Although we don't believe in timing the market or panicking over market movements, we do like to keep an eye on big changes -- just in case they're material to our investing thesis.
Stocks look set to dip this morning. Index futures as of 7:50 a.m. EST point to a lower start for the stock market today, with the Dow Jones Industrial Average (DJINDICES:^DJI) losing a moderate 62 points to begin the trading day.
Markets in Europe touched five-year highs overnight, even though the European Union dialed back its estimates for economic growth. Gross domestic product is now expected to rise by just 1.1% in the region next year, and unemployment should remain elevated at 12.2%. That gloomier forecast makes it more likely that the European Central Bank could lower rates when it meets later this week.
With that bigger picture in mind, here are a few stocks to watch in today's market.
Sapphire could be the next gorilla in the smartphone market. GT Advanced Technologies (NASDAQOTH:GTATQ) shares are on the move after the company announced a multiyear deal to supply Apple (NASDAQ:AAPL) with a huge volume of sapphire material. Apple's use of the expensive substance is limited to iPhone fingerprint sensor and camera lens covers right now. However, sapphire holds promise as a lighter, more scratch-resistant surface that could eventually replace the glass in Apple's mobile devices. GT Advanced Technologies shares are up 24% in premarket trading.

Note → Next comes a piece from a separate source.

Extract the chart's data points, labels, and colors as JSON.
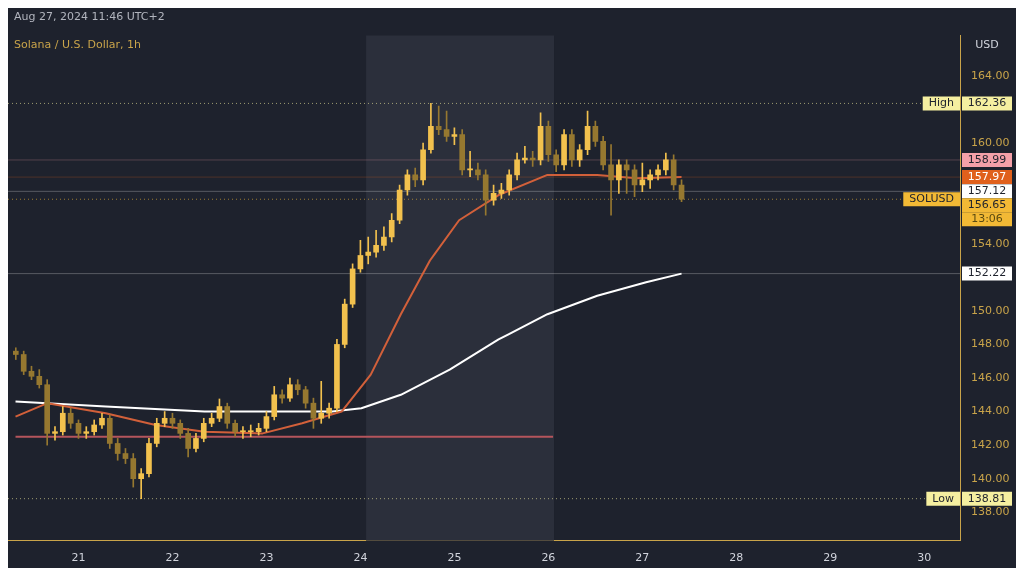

Michael Kors (NYSE:CPRI) is still on a roll. The company this morning reported a 39% spike in revenue and a 44.9% jump in profit to $0.71 a share for its fiscal 2014 second quarter. Comparable sales rocketed 23% higher as Kors continued to gain share from rivals such as Coach. Its luxury products are resonating with consumers these days, and Kors' setting up shop in department stores has also boosted sales. The company sees revenue coming in at $850 million next quarter, which would be a 33% improvement from last year's holiday quarter. The stock is up 2% in premarket trading.
Finally, CVS Caremark (NYSE:CVS) this morning logged a 19% rise in quarterly operating profit on a 5.8% boost in revenue in its third quarter. The company's pharmacy business grew by almost 8% thanks to a spike in claims and broader cost-inflation in the drug and pharmacy markets. CVS also raised its earnings outlook slightly and now expects to book adjusted earnings per share of between $3.94 and $3.97 for the full year. The stock is up 1.9% in premarket trading.